Changes to USP <797>, addition of <800> having enormous impact on hospital pharmacies

Beginning on December 1, 2019, all hospital pharmacies are expected to comply with USP <797> and USP <800>. For most hospital pharmacies, enforcement of these chapters means big changes to practice, budget, and physical environment. Understanding <797> and <800> is necessary to ensure that hospital pharmacies are compounding safe parenteral products, and that staff involved with procurement, storage, handling, compounding, and administration are safe from potentially harmful exposure.

USP <797> defines how sterile compounding must occur within a hospital pharmacy. The primary focus is on ensuring sterility and stability of compounded products prepared for parenteral administration. This goal is achieved by defining a plethora of practices and environmental requirements by which hospital pharmacies must abide.
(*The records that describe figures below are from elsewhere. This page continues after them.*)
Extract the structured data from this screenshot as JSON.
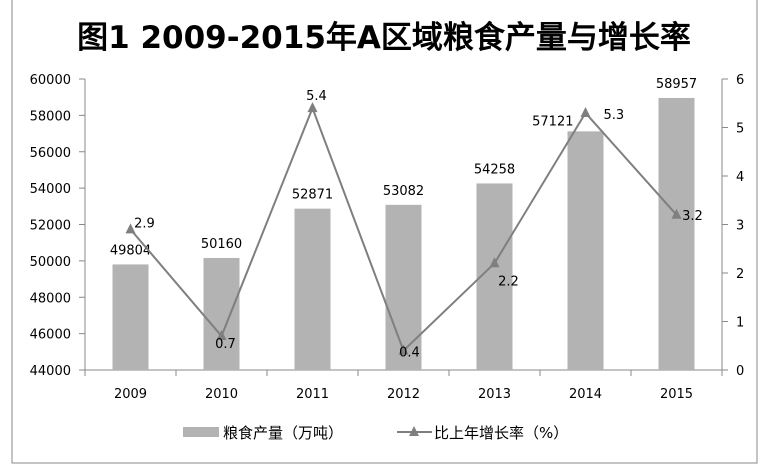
{
  "chart_data": {
    "type": "bar+line",
    "title": "图1 2009-2015年A区域粮食产量与增长率",
    "categories": [
      "2009",
      "2010",
      "2011",
      "2012",
      "2013",
      "2014",
      "2015"
    ],
    "series": [
      {
        "name": "粮食产量（万吨）",
        "type": "bar",
        "axis": "left",
        "values": [
          49804,
          50160,
          52871,
          53082,
          54258,
          57121,
          58957
        ],
        "color": "#b3b3b3"
      },
      {
        "name": "比上年增长率（%）",
        "type": "line",
        "axis": "right",
        "marker": "triangle",
        "values": [
          2.9,
          0.7,
          5.4,
          0.4,
          2.2,
          5.3,
          3.2
        ],
        "color": "#7f7f7f"
      }
    ],
    "ylim_left": [
      44000,
      60000
    ],
    "yticks_left": [
      "44000",
      "46000",
      "48000",
      "50000",
      "52000",
      "54000",
      "56000",
      "58000",
      "60000"
    ],
    "ylim_right": [
      0,
      6
    ],
    "yticks_right": [
      "0",
      "1",
      "2",
      "3",
      "4",
      "5",
      "6"
    ],
    "grid": false,
    "legend_position": "bottom"
  }
}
These practices can be grouped into two categories: quality assurance and quality practice.

Quality assurance activities specify, among a host of other tasks, how often surface sampling must occur, how often compounding staff technique needs to be audited, and how often the environment must be cleaned. They can also include environmental controls, physical space requirements, and equipment requirements.
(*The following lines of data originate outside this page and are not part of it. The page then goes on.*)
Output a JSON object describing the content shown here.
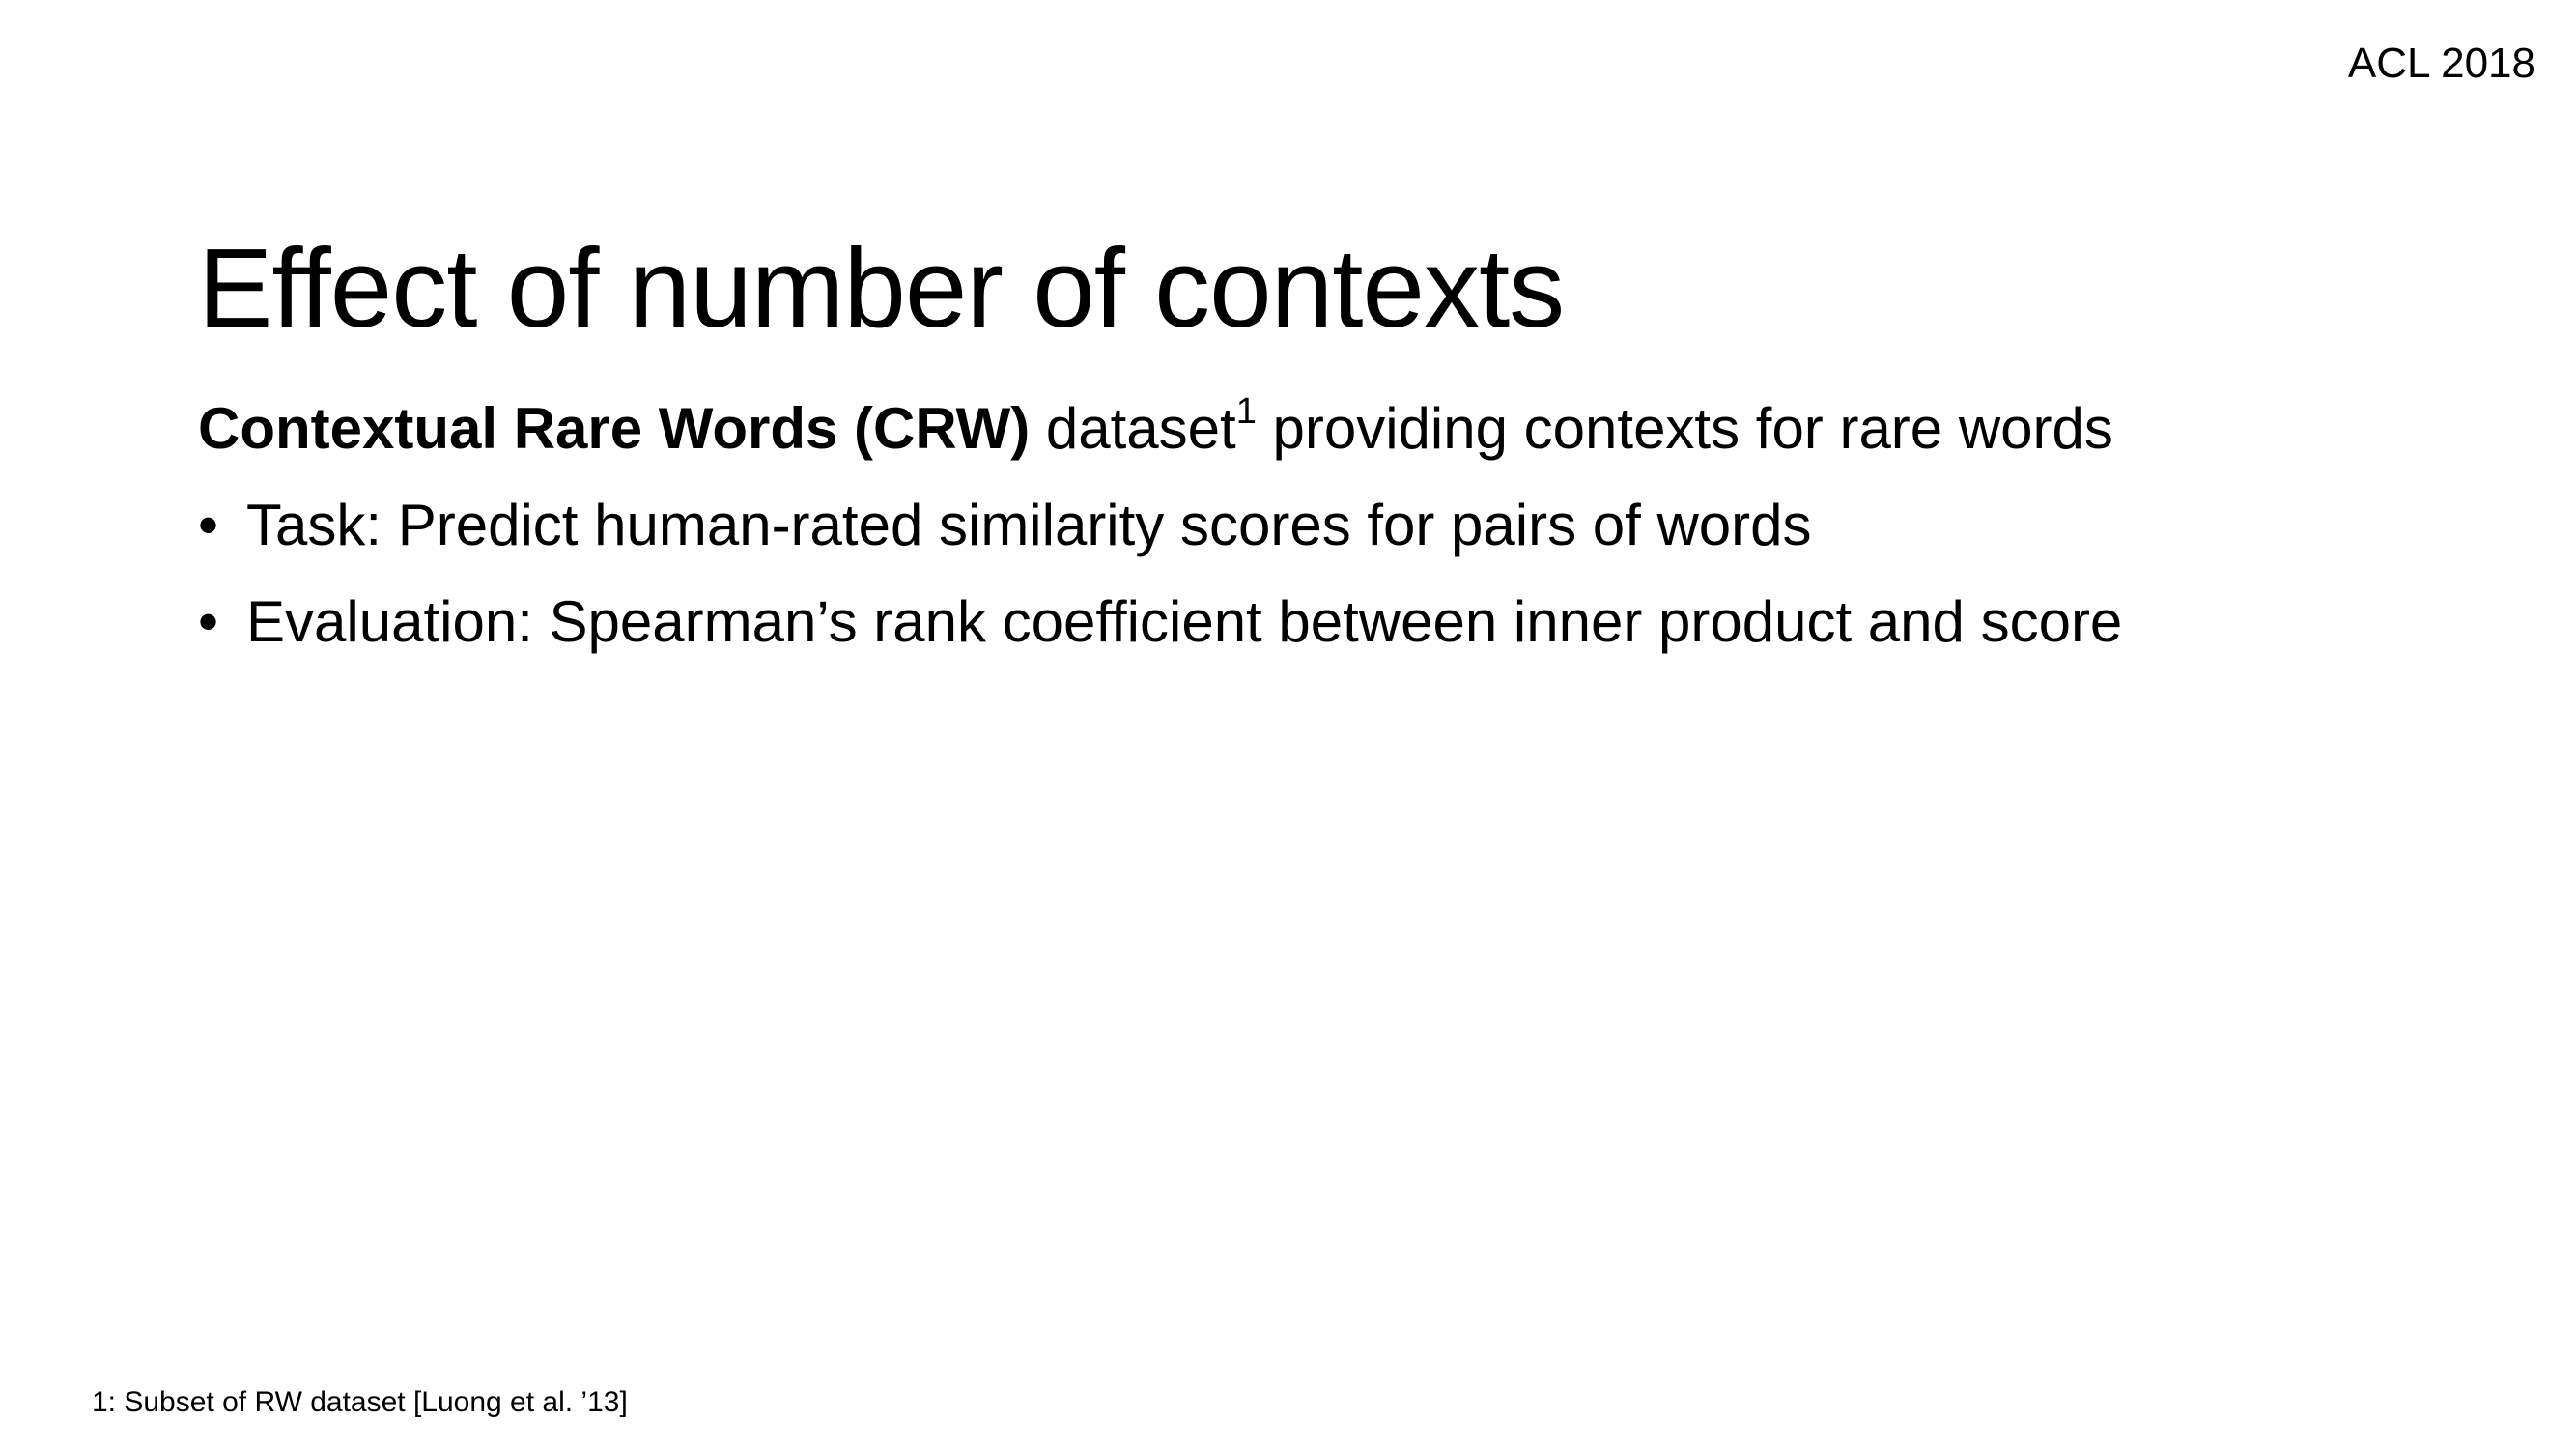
{
  "header": {
    "venue": "ACL 2018"
  },
  "slide": {
    "title": "Effect of number of contexts",
    "lead": {
      "bold": "Contextual Rare Words (CRW)",
      "text_before_sup": " dataset",
      "sup": "1",
      "text_after_sup": " providing contexts for rare words"
    },
    "bullet_symbol": "•",
    "bullets": [
      {
        "label": "Task: Predict human-rated similarity scores for pairs of words"
      },
      {
        "label": "Evaluation: Spearman’s rank coefficient between inner product and score"
      }
    ]
  },
  "footnote": {
    "text": "1: Subset of RW dataset [Luong et al. ’13]"
  }
}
This change often costs hundreds of thousands of dollars in capital, with additional tens of thousands each year coming out of the operating budget. In addition, these construction projects are often complicated by the physical constraints of aging hospital buildings.

Quality practice activities include expectations for pharmacy staff on the proper ways to perform all aspects of sterile product compounding. Most of these expectations will be familiar to those who have historically performed sterile compounding. However, additional cleaning requirements from the updated chapters will add time to the duration of the process. As such, it is incumbent upon the pharmacy to create efficient workflows in departments where the timely procurement of compounded parenteral products is a matter of life and death. Often, this means having emergency departments compound their own products in certain situations. Pharmacy managers must work with emergency department managers to ensure that compliance with the updated chapters is maintained.

In addition to adhering to all of <797>, hospital pharmacies that plan to compound hazardous drug products must also adhere to <800>. This chapter focuses primarily on reducing or eliminating exposure of workers to hazardous drugs. It emphasizes the creation of a physical space that maintains a specific set of parameters, including negative pressure. It also defines the handling and storage of hazardous drugs. It is important to remember that compliance with this chapter helps keep our team members safe not only in the pharmacy, but in patient care areas as well.